Association des Juristes pour l’Enfance / OVH et Subrogalia SL

contenus illicites - injonction - notification - refus de retrait - responsabilité de l'hébergeur

La SAS OVH est spécialisée dans l’offre de services et d’infrastructures internet. Le 1er février 2016, l’association des Juristes pour l’Enfance l’a mise en demeure, en sa qualité d’hébergeur de sites, de retirer sans délai le contenu du site internet http://www. subrogalia.com/fr/ afin qu’il ne soit plus accessible sur le territoire français en application des dispositions de l’article 6-I-5 de la loi pour la confiance dans l’économie numérique (ci après dénommée LCEN).

L’association expliquait que le site incriminé mettait en ligne un contenu illicite puisqu’il se proposait de faire l’intermédiaire entre une mère porteuse et un client désireux d’accueillir l’enfant porté par elle, alors que la gestation pour autrui ( ci- après dénommée GPA) est interdite en France et que l’article 227-12 alinéa 3 du Code pénal prévoit une peine d’un an d’emprisonnement et 15 000 euros d’amende en répression du délit d’entremise, les peines étant doublées en cas de caractère habituel de l’entremise, et/ou si l’entremise a un but lucratif.

Le 13 juin 2016, le conseil de l’association des Juristes pour l’Enfance a réitéré sa notification de contenu illicite à la société OVH.

Par courrier du 17 juin 2016 la société OVH a indiqué qu’en l’absence de contenu “manifestement illicite”, il ne lui appartenait pas de se substituer aux autorités judiciaires afin de trancher un litige opposant l’association des juristes pour l’enfance et la société de droit espagnol Subrogalia S.L, éditeur du site internet http://subrogalia.com mais qu’elle exécuterait spontanément toute décision de justice qui serait portée à sa connaissance dans le cadre du dossier.

Par exploit d’huissier en date du 18 août 2016, l’association des Juristes pour l’Enfance a fait assigner la société OVH devant le tribunal de Grande Instance de Versailles afin qu’il lui soit fait injonction de rendre le site litigieux inaccessible sous astreinte de 300 euros par jour de retard.

Par exploit d’huissier transmis le 27 décembre 2016 à la juridiction de première instance n° 23 de Barcelone , la société OVH a fait assigner en intervention forcée la société Subrogalia en demandant :
– que soit constatée la qualité d’éditeur de la société Subrogalia SL du site internet http://www.subrogalia.com,
– que soit constatée la nécessité d’un débat entre l’association des juristes pour l’enfance et la société Subrogalia S.L sur le caractère licite du site internet http://www.subrogalia.com,
– que soit déclarée la société OVH recevable en son action en intervention forcée de la société Subrogalia S.L sur le caractère licite du site internet,
– que soit déclarée la société OVH recevable en son action en intervention forcée de la société Subrogalia S.L,
– que soit ordonnée la jonction des procédures,
– qu’il soit jugé que la société Subrogalia S.L serait tenue de garantir la société OVH de toutes les condamnations qui seraient prononcées contre elle à la requête de l’association des Juristes pour l’Enfance.

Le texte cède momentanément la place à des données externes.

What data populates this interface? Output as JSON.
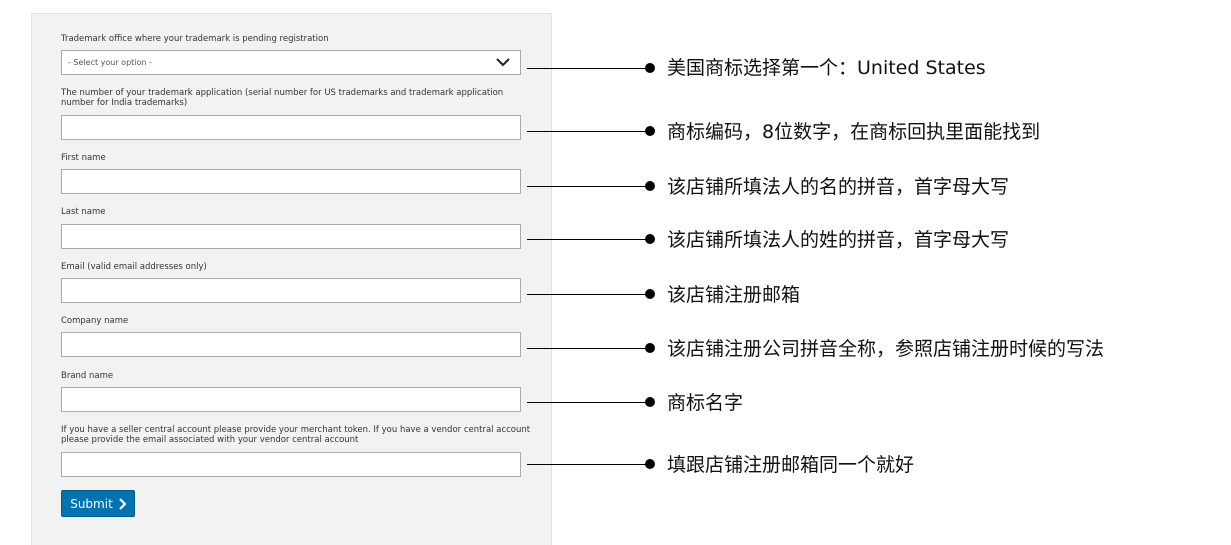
{
  "form": {
    "trademark_office_label": "Trademark office where your trademark is pending registration",
    "trademark_office_selected": "- Select your option -",
    "application_number_label": "The number of your trademark application (serial number for US trademarks and trademark application number for India trademarks)",
    "first_name_label": "First name",
    "last_name_label": "Last name",
    "email_label": "Email (valid email addresses only)",
    "company_label": "Company name",
    "brand_label": "Brand name",
    "merchant_token_label": "If you have a seller central account please provide your merchant token. If you have a vendor central account please provide the email associated with your vendor central account",
    "submit_label": "Submit"
  },
  "annotations": [
    "美国商标选择第一个：United States",
    "商标编码，8位数字，在商标回执里面能找到",
    "该店铺所填法人的名的拼音，首字母大写",
    "该店铺所填法人的姓的拼音，首字母大写",
    "该店铺注册邮箱",
    "该店铺注册公司拼音全称，参照店铺注册时候的写法",
    "商标名字",
    "填跟店铺注册邮箱同一个就好"
  ],
  "icons": {
    "dropdown": "chevron-down-icon",
    "submit": "chevron-right-icon"
  }
}
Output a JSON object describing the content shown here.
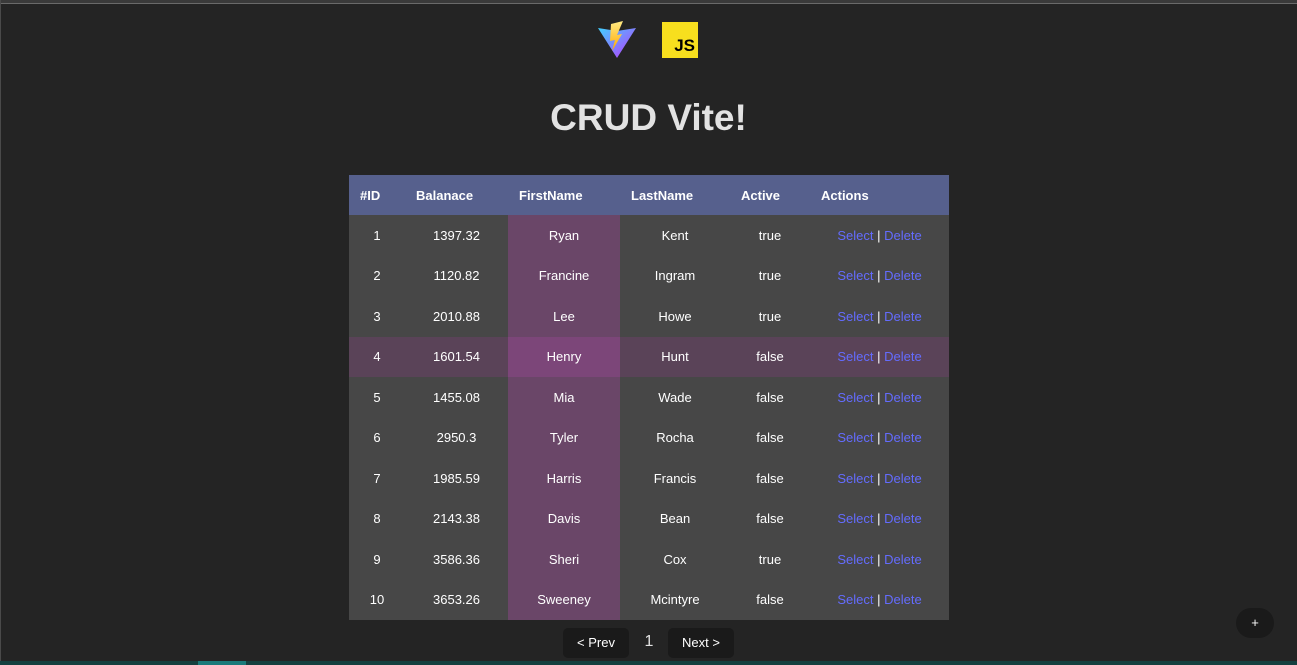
{
  "app": {
    "title": "CRUD Vite!"
  },
  "logos": {
    "vite": "vite-logo",
    "js": "JS"
  },
  "table": {
    "headers": [
      "#ID",
      "Balanace",
      "FirstName",
      "LastName",
      "Active",
      "Actions"
    ],
    "rows": [
      {
        "id": "1",
        "balance": "1397.32",
        "first": "Ryan",
        "last": "Kent",
        "active": "true"
      },
      {
        "id": "2",
        "balance": "1120.82",
        "first": "Francine",
        "last": "Ingram",
        "active": "true"
      },
      {
        "id": "3",
        "balance": "2010.88",
        "first": "Lee",
        "last": "Howe",
        "active": "true"
      },
      {
        "id": "4",
        "balance": "1601.54",
        "first": "Henry",
        "last": "Hunt",
        "active": "false"
      },
      {
        "id": "5",
        "balance": "1455.08",
        "first": "Mia",
        "last": "Wade",
        "active": "false"
      },
      {
        "id": "6",
        "balance": "2950.3",
        "first": "Tyler",
        "last": "Rocha",
        "active": "false"
      },
      {
        "id": "7",
        "balance": "1985.59",
        "first": "Harris",
        "last": "Francis",
        "active": "false"
      },
      {
        "id": "8",
        "balance": "2143.38",
        "first": "Davis",
        "last": "Bean",
        "active": "false"
      },
      {
        "id": "9",
        "balance": "3586.36",
        "first": "Sheri",
        "last": "Cox",
        "active": "true"
      },
      {
        "id": "10",
        "balance": "3653.26",
        "first": "Sweeney",
        "last": "Mcintyre",
        "active": "false"
      }
    ],
    "actions": {
      "select": "Select",
      "separator": "|",
      "delete": "Delete"
    }
  },
  "pagination": {
    "prev": "< Prev",
    "page": "1",
    "next": "Next >"
  },
  "fab": {
    "label": "+"
  },
  "colors": {
    "background": "#242424",
    "header": "#56608d",
    "row": "#474747",
    "row_highlight": "#5a4358",
    "column_highlight": "#6a4668",
    "link": "#646cff"
  }
}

L’acte a été délivré en personne à la société Subrogalia le 30 janvier 2017 par la juridiction de première instance n° 13 de Barcelone.

La société Subrogalia n’a pas constitué avocat.

La jonction des instances a été ordonnée le 16 janvier 2017.

Aux termes de ses dernières écritures signifiées le 9 mars 2018, l’association des Juristes pour l’Enfance sollicite :
– qu’il soit fait injonction à la société OVH de rendre le site litigieux inaccessible sur le territoire français sous astreinte de 300 euros par jour de retard à compter de la décision à intervenir,
– que la société OVH soit condamnée à payer à l’association Juristes pour L’Enfance les sommes de :
* 10 000 euros de dommages et intérêts, à titre principal et un euro à titre subsidiaire,
* 5000 euros au titre de l’article 700 du code de procédure civile.

Au soutien de ses prétentions, elle expose qu’aux termes de l’article 6-I-2 de la LCEN l’irresponsabilité de l’hébergeur du site quant au contenu cède lorsqu’il a connaissance de l’activité ou de l’information illicite et qu’il n’agit pas pour retirer ces informations ou en rendre l’accès impossible.
Elle fait valoir que la société OVH a été à plusieurs reprises mise en demeure de rendre l’accès au site subrogalia impossible en France ce qu’elle n’a pas fait.

L’association Juristes pour l’Enfance expose que pour les juridictions“ le caractère manifestement illicite (…) ne peut être la conséquence que d’un manquement délibéré à une disposition de droit positif explicite et dénuée d’ambiguïté”.

Elle fait valoir en ce sens que l’activité du site est manifestement illicite au regard de la loi française, mais qu’en outre elle vise expressément à contourner la prohibition édictée par la loi.
Elle expose que ce site est non seulement accessible mais également dirigé vers le public français, qu’il s’affiche soit directement en français soit à l’aide d’un simple clic sur le drapeau français, qu’il indique disposer de traducteurs et d’avocats français compétents pour régler les questions juridiques, qu’il propose même une page concernant la maternité de substitution en France et donne tous les détails concernant les effets de la circulaire Taubira et l’arrêt de la Cour européenne des droits de l’homme du 26 juin 2014.

L’association Juristes pour l’Enfance soutient que le site litigieux étant destiné au public de France en violation de la loi française, il est susceptible de causer un dommage sur le territoire français. L’association indique que la loi applicable à une obligation non contractuelle résultant d’un fait dommageable est celle du pays où le dommage survient, quel que soit le pays où le fait générateur du dommage se produit et quels que soient le ou les pays dans lesquels des conséquences indirectes de ce fait surviennent.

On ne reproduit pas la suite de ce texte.